NoSoup4you22, September 12th, 2017
Written based on this version: 2004, CD, Massacre Records

Right from the first note of guitar, your speakers are filled with Wolfgang Kerinnis's special brand of basic groove riffs. Like Unfrozen Caveman Lawyer, they're trying to assimilate into the strange and frightening world of high-brow prog, but seem somehow out of place. They're usually just a couple of notes, if not monotone chugs, and often employ inverted power chords (for maximum forehead slopeage.) Layered over these primitive meathead riffs are the familiar fancy trappings of progressive metal, creating a bizarre dichotomy. This is End of Silence?

Seriously, the album's style is kind of like if the guitarist of Disturbed studied and practiced his leads really hard, wrote some Dream Theater-esque songs, then paid Elton John to randomly add cheesy piano parts in the middle of some of them. They combine about as awkwardly as you'd expect. Now, I hate two of those three things and only sort of tolerate Dream Theater, so why don't I hate this?

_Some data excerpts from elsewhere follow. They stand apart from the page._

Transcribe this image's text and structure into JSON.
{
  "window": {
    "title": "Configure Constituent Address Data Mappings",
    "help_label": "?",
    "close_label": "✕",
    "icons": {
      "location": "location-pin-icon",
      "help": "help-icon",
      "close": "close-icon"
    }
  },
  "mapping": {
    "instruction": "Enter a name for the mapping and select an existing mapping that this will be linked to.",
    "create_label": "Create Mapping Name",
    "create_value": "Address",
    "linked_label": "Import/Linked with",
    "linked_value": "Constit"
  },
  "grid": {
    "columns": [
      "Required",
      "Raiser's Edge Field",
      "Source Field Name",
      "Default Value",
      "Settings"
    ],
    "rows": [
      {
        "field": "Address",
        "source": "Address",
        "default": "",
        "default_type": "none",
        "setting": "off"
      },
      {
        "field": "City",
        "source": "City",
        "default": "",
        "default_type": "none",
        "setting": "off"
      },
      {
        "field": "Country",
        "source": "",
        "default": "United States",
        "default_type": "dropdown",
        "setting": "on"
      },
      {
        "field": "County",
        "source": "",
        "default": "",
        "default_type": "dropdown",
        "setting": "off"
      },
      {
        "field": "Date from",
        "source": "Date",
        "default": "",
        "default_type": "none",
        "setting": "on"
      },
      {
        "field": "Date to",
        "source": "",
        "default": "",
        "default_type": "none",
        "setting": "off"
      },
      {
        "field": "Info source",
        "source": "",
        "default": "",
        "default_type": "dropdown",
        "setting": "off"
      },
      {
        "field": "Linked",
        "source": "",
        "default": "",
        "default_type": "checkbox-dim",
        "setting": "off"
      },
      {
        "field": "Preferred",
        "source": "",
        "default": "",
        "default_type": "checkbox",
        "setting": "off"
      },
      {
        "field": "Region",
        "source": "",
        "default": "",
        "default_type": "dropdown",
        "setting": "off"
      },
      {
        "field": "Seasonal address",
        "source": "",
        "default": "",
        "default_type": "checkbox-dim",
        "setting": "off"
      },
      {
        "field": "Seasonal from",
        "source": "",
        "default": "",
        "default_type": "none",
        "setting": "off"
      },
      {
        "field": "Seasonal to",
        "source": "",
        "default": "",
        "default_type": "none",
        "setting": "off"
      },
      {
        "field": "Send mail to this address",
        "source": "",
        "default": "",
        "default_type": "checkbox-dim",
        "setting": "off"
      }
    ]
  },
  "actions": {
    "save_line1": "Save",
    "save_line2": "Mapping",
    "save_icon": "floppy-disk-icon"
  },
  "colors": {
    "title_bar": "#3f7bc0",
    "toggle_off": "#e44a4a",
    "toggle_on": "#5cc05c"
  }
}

First of all, vocalist Roland Stoll is awesome and sings well-written melodies. Regardless of any other shortcomings, the band knows how to put together a good chorus. Check out Clockwork or Silent Maze for two knockouts. The music isn't always boring, in fact some parts are quite good, but in general the vocals prop up the rest of it. Mr. Stoll is sadly absent from metal at large, but if he sings on something new, I'll listen to it.

Secondly, when the music hits the right balance of metal and melody, it's solid. The keyboards and more melodic guitar parts are well done. All the band members can play, and sometimes they find a cool atmosphere, such as the intro and bridge in Short-Time News. Most of the weaker sections are broken up by a good idea somewhere. It's only when it tips too far into stupidity or sappiness that things go wrong. Unfortunately, this makes up a lot of the album...

Besides the troglodyte guitars, the other problem is the ballad and a couple ballad-like sections. They tend towards a lame mainstream rock sound, and are especially weird alongside the guitars. It's hard to take the 20-minute epic seriously when it jumps straight from the stereotypical lighter-waving piano chorus to a riff White Zombie could've played! The follow-up, All I Need, is also pretty heinous major key balladry. Skip unless you're into that sound and still browsing this site somehow.

Dreamscape showed promise here - good singer, good players, logo stolen from Babylon 5 - but ultimately End of Silence doesn't quite hold up for me. Some more nuance in the guitars outside of solo sections would've helped, as well as trimming the songs. The ideas just don't support the long running times. I like a lot of the parts, but only Clockwork and Short-Time News escaped unscathed as good complete songs. Give at least those two a listen if you're into prog. Otherwise, there's better stuff in this style.